La battaglia su scala nazionale è portata avanti proprio dai radicali, che nel corso degli ultimi due anni hanno deciso di mettersi contro quelle che considerano delle vere e proprie caste, dei gruppi professionali, cioè, che hanno dei privilegi mai messi in dubbio dalla politica, che anzi è ostaggio di queste gilde, poiché possono spostare molti voti, fino a determinare l’esito delle elezioni locali. Noi ne avevamo parlato proprio con Hallisey in tempi non sospetti: tassisti e balneari, per parlare di due categorie, sono un problema o sono percepiti così dalla politica. Un problema che sarebbe meglio tenere a bada. Per i radicali, così come per La Vardera, il controllo basato su interessi privati, di spiagge e licenze, è qualcosa che invece va affrontato in modo diretto. E l’unico modo che i radicali conoscono è di attaccare di testa il tema specifico, andando nei luoghi “proibiti”, facendo quello che gli altri non fanno. Ricordate Marco Pannella con l’hashish in diretta televisiva? Il punto è questo: se tutti facessero quello che fanno Hallisey o La Vardera, allora le cose potrebbero cambiare. Se lo fa uno viene perseguito, se lo fanno in due vengono picchiati, se lo fanno in tre forse pure. Ma se lo facessero, contemporaneamente, trenta persone? O cinquanta? O centinaia in giro per l’Italia? Il potere della disobbedienza civile, che nell’era social deve per forza ricorrere anche a tecniche in stile Le Iene, attivismo da assalto, ripreso e post prodotto in modo da polarizzare l’attenzione e il dibattito su Instagram, su TikTok e su YouTube. Ecco perché i La Vardera e gli Hallisey rischiano le botte un giorno sì e l’altro pure. Perché quel contenuto poi potrebbe aiutare a porre il tema.
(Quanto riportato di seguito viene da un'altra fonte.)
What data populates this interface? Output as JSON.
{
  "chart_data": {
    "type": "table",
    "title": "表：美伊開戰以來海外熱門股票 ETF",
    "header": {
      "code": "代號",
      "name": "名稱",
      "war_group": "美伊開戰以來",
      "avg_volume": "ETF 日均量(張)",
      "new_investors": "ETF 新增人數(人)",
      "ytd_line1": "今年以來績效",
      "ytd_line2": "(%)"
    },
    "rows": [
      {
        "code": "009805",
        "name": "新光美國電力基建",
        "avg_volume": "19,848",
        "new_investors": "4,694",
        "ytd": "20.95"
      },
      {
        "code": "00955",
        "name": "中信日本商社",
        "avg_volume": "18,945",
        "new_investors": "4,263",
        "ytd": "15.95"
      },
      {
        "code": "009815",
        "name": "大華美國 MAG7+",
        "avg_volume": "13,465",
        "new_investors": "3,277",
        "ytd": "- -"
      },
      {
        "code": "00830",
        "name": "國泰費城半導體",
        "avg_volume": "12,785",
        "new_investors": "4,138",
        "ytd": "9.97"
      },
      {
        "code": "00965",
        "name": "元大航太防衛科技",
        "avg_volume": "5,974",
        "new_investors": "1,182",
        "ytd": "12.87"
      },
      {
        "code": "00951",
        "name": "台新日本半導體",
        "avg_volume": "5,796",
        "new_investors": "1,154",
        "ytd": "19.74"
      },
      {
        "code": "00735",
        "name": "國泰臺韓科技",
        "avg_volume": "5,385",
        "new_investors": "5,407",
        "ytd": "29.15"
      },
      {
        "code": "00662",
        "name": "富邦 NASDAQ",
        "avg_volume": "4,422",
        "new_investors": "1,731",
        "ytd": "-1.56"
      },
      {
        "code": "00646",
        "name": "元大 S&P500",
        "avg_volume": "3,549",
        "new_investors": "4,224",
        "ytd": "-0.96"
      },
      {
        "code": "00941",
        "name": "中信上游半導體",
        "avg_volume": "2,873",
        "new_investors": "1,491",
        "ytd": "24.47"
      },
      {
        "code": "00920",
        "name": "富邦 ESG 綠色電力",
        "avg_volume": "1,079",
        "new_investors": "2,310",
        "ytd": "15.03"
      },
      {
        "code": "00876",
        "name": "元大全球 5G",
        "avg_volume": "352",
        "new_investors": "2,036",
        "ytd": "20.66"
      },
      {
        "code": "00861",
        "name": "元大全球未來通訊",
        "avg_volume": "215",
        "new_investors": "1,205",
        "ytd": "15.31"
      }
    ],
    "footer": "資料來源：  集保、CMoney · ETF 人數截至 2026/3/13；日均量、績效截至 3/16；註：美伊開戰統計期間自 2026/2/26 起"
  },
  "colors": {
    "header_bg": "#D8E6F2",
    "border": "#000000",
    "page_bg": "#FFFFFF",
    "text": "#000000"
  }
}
Facciamo un esempio uguale e contrario. Il boom a destra di Simone Cicalone su cosa si basa? Su un canale YouTube (Scuola di botte) e sulle retate nella metro, dove i ladri vengono presi di mira, mentre si registrano i confronti faccia a faccia, gli insulti, le risse sfiorate, con GoPro e microfoni. La gestione della violenza è fondamentale per bucare i muri imposti dall’algoritmo. Come puoi attirare un utente costantemente immerso in un mare di contenuti che annebbiano il cervello? Come bloccare lo scroll passivo dell’individuo sul cesso? Proponendo qualcosa che, dal Colosseo a oggi, ha sempre destato curiosità: la tensione, il rischio di aggressione. Ecco perché La Vardera ha ottenuto la scorta. A differenza di altri politici, scende in strada e convive con le contraddizioni della nostra epoca: denuncia pubblicamente le storture e lo fa in modo tale da far sì che questa denuncia risulti rilevante, anche se è un compromesso con dinamiche ugualmente storte, e cioè quelle dell'algoritmo social. Questo significa conoscere le strategie di comunicazione di oggi e non affidarsi a piani antiquati, da campagna elettorale permanente.